A questo punto se ci lasciamo accompagnare ancor più profondamente nella vita divina, sentiamo che Gesù ci parla anche di un ‘dono’, anzi di una Persona che invierà: «È bene per voi -dice- che io me ne vada, perché se non me ne vado, non verrà a voi il Consolatore» (Gv 16,7).  Questa Persona, dunque, ha un nome: Consolatore, che Gesù consegnerà alla Chiesa nascente; gli Apostoli lo impareranno a conoscere bene, perché verrà il giorno della Pentecoste come un fuoco e li consacrerà nella verità, sarà per loro un compagno, una forza operante e santificante che li spinge: essi allora potranno scacciare i demoni, guarire gli infermi, annunciare la Parola di Gesù, sopportare le persecuzioni, perdonare, istruire, pregare, consacrare ed avere la stessa forza del Signore risorto, immettere in essi gli stessi sentimenti di Dio. Essi costituiranno la prima Comunità dei credenti, la Chiesa, per l’annunzio del Regno di Dio ed avranno sempre la percezione della presenza unificante del Consolatore, tanto da dire, come nella delicata questione dell’ammissione dei pagani alla fede senza passare dalla Legge mosaica, di aver agito insieme allo Spirito Santo (cfr. At 15,28), il quale guida e muove i passi della Chiesa; questa consapevolezza dava la certezza dell’accompagnamento costante divino.  San Paolo spiegherà poi meglio che nella fede «lo Spirito attesta al nostro spirito che siamo figli di Dio … eredi di Dio, coeredi di Cristo» (Rom 8,16-17); Dio accompagna anche la storia, e mai è indifferente alla storia delle malefatte umane: guerre, odi, discriminazioni, egoismi, esclusioni, rapina del creato.

La Chiesa, dunque, nasce trinitaria come Popolo di Dio Padre, Corpo di Cristo, Tempio dello Spirito Santo, in cui il Padre è l’architetto, Gesù l’umile Figlio operaio del Padre e lo Spirito Santo, il garante che la Chiesa sarà per sempre nella verità portata da Cristo.

Una volta un bambino, durante un’ora di catechismo, mi disse che egli non capiva la Trinità; presi tre cerini, distinti; li accesi e li unii; tre fiammelle ne formarono una e, al tempo stesso, indivisa; poi li separai: ecco ancora tre fiammelle, stessa luce, stesso calore, stessa energia; poi tornarono ad essere uniti: ancora un’unica fiamma, una sola luce, un solo calore.
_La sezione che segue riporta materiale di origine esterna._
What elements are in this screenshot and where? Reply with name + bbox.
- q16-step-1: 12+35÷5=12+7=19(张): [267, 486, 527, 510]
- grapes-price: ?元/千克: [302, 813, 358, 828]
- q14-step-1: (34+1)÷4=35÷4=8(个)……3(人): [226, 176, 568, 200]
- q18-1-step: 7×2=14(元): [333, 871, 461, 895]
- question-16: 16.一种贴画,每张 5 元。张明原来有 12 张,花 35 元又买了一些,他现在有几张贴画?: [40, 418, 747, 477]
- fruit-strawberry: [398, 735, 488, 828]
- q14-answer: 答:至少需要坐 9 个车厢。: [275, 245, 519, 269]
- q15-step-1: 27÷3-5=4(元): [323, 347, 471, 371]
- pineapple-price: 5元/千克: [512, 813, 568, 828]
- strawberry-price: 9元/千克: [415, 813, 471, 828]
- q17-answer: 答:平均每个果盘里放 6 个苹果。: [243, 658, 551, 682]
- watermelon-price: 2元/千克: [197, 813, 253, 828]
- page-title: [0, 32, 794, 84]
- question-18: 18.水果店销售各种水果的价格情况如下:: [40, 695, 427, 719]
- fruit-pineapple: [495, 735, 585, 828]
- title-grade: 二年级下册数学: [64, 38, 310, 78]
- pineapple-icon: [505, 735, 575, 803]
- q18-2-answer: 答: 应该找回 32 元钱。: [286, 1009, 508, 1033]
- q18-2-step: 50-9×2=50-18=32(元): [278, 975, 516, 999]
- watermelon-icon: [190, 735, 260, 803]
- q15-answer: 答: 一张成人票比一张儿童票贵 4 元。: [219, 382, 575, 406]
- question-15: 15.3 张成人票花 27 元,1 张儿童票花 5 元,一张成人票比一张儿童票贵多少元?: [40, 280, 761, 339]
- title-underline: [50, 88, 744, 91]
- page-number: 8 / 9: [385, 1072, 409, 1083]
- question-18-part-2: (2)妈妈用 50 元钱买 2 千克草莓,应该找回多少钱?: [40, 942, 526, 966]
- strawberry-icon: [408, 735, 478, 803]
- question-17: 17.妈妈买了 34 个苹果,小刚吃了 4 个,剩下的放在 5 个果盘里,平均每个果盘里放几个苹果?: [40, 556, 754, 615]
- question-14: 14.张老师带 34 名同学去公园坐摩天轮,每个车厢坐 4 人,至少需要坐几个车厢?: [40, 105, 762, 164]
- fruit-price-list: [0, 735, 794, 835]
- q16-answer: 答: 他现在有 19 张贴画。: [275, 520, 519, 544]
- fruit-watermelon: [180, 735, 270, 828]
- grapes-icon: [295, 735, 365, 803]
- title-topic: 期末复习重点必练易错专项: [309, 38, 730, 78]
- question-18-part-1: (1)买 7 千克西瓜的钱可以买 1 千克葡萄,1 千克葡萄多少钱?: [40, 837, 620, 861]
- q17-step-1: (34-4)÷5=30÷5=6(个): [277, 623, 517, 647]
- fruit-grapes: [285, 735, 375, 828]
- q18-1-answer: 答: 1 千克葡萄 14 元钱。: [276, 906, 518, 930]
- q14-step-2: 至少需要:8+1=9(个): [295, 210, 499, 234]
Disse che aveva capito.  In verità per allora bastava.

Dio, come in un turbinio che va oltre la ragionevolezza umana, ci prende nella sua vita; da quella vita noi proveniamo e ad essa torneremo. Santa Trinità, unico Dio: ci appartiene perché è la nostra famiglia divina, la nostra accogliente, eterna dimora.